Speaking on Wednesday, Federal Reserve Chairman Jay Powell reiterated the Fed’s inflation fighting message, ensuring that investors do not foresee a dovish pivot from the Fed anytime soon. This hawkishness continues to weigh on equities.
On Thursday the US commerce Department reported that Inflation-adjusted gross domestic income, a key gauge of economic activity in the US, rose by a 0.1% annualized rate in the second quarter. This represents a sharp downward revision from the previously reported 1.4% gain.
Within the Eurozone a record high inflation print of 10% YoY was reported last week, as a result of the bloc’s supply side limitations. This puts more pressure on the ECB to hike rates over the coming months. The euro continues to weaken against the dollar trading at $0.981 as of Monday.
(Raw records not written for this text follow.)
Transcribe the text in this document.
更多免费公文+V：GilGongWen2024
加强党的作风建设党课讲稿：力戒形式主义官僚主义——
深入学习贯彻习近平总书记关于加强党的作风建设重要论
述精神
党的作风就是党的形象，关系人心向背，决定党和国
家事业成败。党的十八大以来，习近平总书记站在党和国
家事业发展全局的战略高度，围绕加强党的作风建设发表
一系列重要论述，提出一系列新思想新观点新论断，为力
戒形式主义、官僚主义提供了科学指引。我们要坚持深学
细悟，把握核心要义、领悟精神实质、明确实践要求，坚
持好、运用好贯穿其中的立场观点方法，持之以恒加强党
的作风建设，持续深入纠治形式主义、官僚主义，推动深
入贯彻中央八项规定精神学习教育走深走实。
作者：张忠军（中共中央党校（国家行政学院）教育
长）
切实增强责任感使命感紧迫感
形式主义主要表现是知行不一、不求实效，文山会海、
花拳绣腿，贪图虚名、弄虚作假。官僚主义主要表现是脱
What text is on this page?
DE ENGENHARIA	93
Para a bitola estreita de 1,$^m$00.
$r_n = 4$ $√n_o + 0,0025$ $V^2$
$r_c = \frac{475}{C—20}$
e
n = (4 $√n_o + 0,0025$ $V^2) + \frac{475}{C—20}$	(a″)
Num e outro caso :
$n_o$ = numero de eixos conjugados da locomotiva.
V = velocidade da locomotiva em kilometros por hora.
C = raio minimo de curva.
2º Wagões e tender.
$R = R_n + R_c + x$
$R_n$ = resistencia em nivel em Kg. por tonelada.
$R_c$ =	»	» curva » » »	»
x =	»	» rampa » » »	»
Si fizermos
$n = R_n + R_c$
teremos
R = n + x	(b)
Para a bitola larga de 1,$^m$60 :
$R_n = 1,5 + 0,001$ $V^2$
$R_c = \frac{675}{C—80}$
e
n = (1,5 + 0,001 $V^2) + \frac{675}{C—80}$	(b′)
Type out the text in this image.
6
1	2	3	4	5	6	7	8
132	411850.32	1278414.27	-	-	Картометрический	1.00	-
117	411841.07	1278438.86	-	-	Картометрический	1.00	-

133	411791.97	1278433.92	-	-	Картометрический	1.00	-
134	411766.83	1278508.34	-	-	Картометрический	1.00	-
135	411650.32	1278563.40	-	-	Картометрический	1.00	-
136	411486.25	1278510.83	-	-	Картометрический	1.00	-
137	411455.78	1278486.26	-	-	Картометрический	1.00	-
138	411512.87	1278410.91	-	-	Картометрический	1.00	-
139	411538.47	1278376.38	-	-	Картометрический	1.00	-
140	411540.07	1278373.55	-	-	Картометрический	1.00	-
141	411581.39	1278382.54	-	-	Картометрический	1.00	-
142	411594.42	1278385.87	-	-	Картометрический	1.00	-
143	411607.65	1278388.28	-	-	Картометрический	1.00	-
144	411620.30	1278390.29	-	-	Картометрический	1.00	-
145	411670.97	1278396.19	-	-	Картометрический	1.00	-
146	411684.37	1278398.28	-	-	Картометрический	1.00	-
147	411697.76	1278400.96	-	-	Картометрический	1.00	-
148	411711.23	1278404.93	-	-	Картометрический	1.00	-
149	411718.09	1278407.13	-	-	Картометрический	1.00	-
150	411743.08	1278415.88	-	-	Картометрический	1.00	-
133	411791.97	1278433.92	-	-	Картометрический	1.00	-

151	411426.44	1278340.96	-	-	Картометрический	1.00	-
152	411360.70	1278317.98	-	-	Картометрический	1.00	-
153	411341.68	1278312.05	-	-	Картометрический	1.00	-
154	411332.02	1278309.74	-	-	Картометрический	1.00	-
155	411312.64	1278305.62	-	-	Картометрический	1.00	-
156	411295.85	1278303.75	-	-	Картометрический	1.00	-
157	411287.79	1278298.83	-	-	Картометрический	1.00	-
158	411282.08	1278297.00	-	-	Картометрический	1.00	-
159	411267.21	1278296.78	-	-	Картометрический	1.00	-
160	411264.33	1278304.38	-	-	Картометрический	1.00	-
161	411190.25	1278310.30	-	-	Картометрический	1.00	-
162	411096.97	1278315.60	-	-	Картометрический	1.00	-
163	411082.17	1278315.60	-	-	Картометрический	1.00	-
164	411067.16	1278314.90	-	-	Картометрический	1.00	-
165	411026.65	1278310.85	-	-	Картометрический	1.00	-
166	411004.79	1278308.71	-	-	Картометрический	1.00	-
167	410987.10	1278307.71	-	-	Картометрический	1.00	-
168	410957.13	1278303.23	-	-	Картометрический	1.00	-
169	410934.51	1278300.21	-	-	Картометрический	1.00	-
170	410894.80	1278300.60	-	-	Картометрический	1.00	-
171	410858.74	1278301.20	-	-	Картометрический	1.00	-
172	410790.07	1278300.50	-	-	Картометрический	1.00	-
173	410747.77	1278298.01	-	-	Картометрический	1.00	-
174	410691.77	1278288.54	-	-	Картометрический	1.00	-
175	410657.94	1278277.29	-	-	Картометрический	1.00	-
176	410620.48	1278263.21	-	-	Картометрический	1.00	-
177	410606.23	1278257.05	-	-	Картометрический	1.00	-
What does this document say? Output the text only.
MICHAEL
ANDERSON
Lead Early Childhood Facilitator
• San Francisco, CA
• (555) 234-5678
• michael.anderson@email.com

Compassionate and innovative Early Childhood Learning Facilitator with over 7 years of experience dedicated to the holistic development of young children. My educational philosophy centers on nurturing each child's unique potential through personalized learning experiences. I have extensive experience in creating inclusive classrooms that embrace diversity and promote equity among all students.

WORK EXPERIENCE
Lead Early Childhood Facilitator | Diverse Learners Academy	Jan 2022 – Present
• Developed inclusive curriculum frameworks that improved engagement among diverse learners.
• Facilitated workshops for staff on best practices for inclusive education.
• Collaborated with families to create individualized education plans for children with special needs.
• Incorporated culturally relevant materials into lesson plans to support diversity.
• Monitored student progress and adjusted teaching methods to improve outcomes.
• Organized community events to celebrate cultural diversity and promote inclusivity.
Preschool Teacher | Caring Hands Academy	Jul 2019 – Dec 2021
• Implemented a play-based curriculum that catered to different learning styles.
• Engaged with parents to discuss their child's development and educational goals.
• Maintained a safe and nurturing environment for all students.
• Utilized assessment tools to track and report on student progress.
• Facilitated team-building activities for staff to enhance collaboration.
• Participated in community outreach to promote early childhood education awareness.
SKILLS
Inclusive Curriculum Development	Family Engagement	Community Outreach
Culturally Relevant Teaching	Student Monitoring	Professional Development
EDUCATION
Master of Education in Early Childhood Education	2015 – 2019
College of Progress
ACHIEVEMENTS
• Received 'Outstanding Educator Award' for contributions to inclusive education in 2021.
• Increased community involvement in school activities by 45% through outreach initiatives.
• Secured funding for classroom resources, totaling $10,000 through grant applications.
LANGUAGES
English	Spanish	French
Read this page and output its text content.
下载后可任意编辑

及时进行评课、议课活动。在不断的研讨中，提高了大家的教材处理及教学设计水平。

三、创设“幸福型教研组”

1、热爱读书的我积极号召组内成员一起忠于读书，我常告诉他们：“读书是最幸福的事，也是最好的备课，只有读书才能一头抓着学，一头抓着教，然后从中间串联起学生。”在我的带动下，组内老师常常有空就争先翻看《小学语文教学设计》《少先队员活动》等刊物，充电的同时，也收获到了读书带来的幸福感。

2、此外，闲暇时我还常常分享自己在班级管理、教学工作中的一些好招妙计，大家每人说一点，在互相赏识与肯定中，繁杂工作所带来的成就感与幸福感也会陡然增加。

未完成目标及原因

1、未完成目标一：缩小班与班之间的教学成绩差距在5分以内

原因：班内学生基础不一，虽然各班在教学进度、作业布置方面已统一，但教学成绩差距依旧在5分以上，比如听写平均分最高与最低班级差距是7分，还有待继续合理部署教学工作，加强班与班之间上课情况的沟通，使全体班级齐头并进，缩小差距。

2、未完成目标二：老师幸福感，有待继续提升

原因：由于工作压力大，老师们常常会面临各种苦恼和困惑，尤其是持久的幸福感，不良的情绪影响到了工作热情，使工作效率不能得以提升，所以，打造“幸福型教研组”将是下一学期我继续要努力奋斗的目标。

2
Global stocks were down last week by -2.7% in euro terms and -1.2% In local terms. Year-to-date global markets are down -13.4% in euro terms and -25.4% In local terms. The US market, the largest in the world, was down -3.3% in euro terms and -1.8% in local terms.
Fixed Income & FX
The US 10-year yield finished at 3.80% last week. The German equivalent finished at 2.14%. The Irish 10-year bond yield finished at 2.72%. The Euro/US Dollar exchange rate finished at 0.98, whilst Euro/GBP finished at 0.88.
Oil finished the week at $83 per barrel and is up 27.8% year-to-date in euro terms. Gold finished the week at $1662 per troy ounce and is up 5.3% year-to date in euro terms. Copper finished the week at $7683 per tonne.
The week ahead
Wednesday 5th October
Manufacturing and Services PMIs for September are released.